There is a fundamental problem with the idea of defining domestic abuse in evangelical marriages. We can only define domestic abuse because we accept the precept that it's somehow wrong for one marriage partner to be forceful with another. And that's because we recognize the basic human rights of both partners. That's why feminism was the element that exposed domestic abuse; it wasn't until we realized that men shouldn't have authority over women that it became clear that physical measures to enforce that authority are deeply wrong. How do you define domestic abuse to a crowd that believes in natural male authority and therefore isn't even in the same mindframe as those who define what domestic abuse is?
Which leads me to my final thought--if, in fact, there is less wife-beating in evangelical marriages, can we really chalk it up to a better ability of evangelical men to control their tempers? It's not implausible to me that evangelicals fight less.

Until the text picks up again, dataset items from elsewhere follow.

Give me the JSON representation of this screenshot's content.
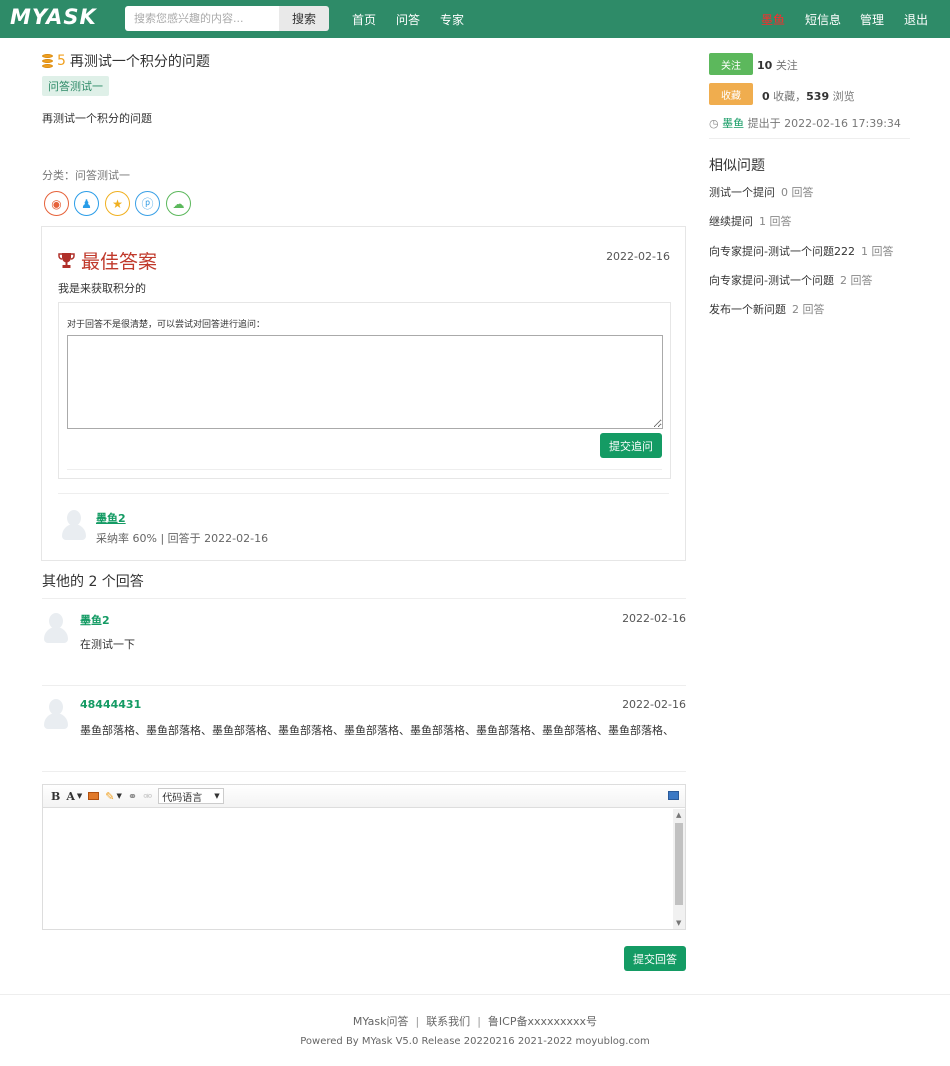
{
  "header": {
    "logo": "MYASK",
    "search_placeholder": "搜索您感兴趣的内容...",
    "search_button": "搜索",
    "nav": [
      "首页",
      "问答",
      "专家"
    ],
    "user": "墨鱼",
    "right_nav": [
      "短信息",
      "管理",
      "退出"
    ]
  },
  "question": {
    "reward": "5",
    "title": "再测试一个积分的问题",
    "tag": "问答测试一",
    "body": "再测试一个积分的问题",
    "category": "分类：问答测试一"
  },
  "share_icons": [
    "weibo-icon",
    "qq-icon",
    "qzone-icon",
    "pengyou-icon",
    "wechat-icon"
  ],
  "best_answer": {
    "heading": "最佳答案",
    "date": "2022-02-16",
    "text": "我是来获取积分的",
    "follow_label": "对于回答不是很清楚，可以尝试对回答进行追问：",
    "follow_button": "提交追问",
    "user": "墨鱼2",
    "meta": "采纳率 60% | 回答于 2022-02-16"
  },
  "others": {
    "title": "其他的 2 个回答",
    "answers": [
      {
        "user": "墨鱼2",
        "date": "2022-02-16",
        "text": "在测试一下"
      },
      {
        "user": "48444431",
        "date": "2022-02-16",
        "text": "墨鱼部落格、墨鱼部落格、墨鱼部落格、墨鱼部落格、墨鱼部落格、墨鱼部落格、墨鱼部落格、墨鱼部落格、墨鱼部落格、"
      }
    ]
  },
  "editor": {
    "bold": "B",
    "font": "A",
    "code_language": "代码语言",
    "submit": "提交回答"
  },
  "sidebar": {
    "follow_button": "关注",
    "follow_count": "10",
    "follow_label": "关注",
    "collect_button": "收藏",
    "collect_count": "0",
    "collect_label": "收藏，",
    "view_count": "539",
    "view_label": "浏览",
    "asker": "墨鱼",
    "asked_at": "提出于 2022-02-16 17:39:34",
    "similar_title": "相似问题",
    "similar": [
      {
        "title": "测试一个提问",
        "count": "0 回答"
      },
      {
        "title": "继续提问",
        "count": "1 回答"
      },
      {
        "title": "向专家提问-测试一个问题222",
        "count": "1 回答"
      },
      {
        "title": "向专家提问-测试一个问题",
        "count": "2 回答"
      },
      {
        "title": "发布一个新问题",
        "count": "2 回答"
      }
    ]
  },
  "footer": {
    "links": [
      "MYask问答",
      "联系我们",
      "鲁ICP备xxxxxxxxx号"
    ],
    "powered": "Powered By MYask V5.0 Release 20220216 2021-2022 moyublog.com"
  },
  "colors": {
    "header_bg": "#2e8b68",
    "primary_button": "#149b64",
    "follow_button": "#5cb85c",
    "collect_button": "#f0ad4e",
    "best_answer_red": "#c0392b",
    "user_red": "#ff2a2a"
  }
}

Movies like to show domestic violence in a very unrealistic light, with the simpering wife who just wants to please her husband getting an ass-whupping with absolutely no provocation. The reason for this is simple--the audience may not be ready yet to accept that a woman has a right to speak her mind without getting a fist in the mouth for her troubles. To emphasize the horror of a man beating his wife, the wife has to be made into a perfect victim.
But as many women who've actually been there will tell you, the hitting erupted in the middle of a heated argument, as a heated reaction to a woman who is not giving in but arguing back. If, and this is a big huge if, but if evangelical women really are taking to heart their subservience, it's possible that they conflict with their husbands less, argue less, and therefore get hit less.
By no means am I arguing that women need to adapt a subservient attitude in order to escape violence. In fact, I'm arguing the opposite. It is absolutely unreasonable and inhuman that women be kept in line with violence. A man who cannot engage in an argument, even a screaming, yelling argument, without hitting is someone with serious problems. (Ditto for a woman, but like it or not, that's a lesser issue in just sheer numbers.) That people feel compelled to restrict their own speech and behavior, no matter how reasonable, for fear of violence is one of the great shames of our society.
And someone who avoids violent confrontation by taking a lifelong role of subservience may be avoiding short-term losses due to violence, but in the long term, her losses are great. By measuring marriage success in terms of violence, we are doing a great disservice to women. It's just as surely abuse to control women by threatening them with God's wrath and the loss of all love, community and stability as it is to threaten them with violence.
I don't have a solution. But I do know that focusing on number of punches thrown in marriages is a nifty way for the evangelicals to avoid the larger questions of how their entire belief system is abusive towards women.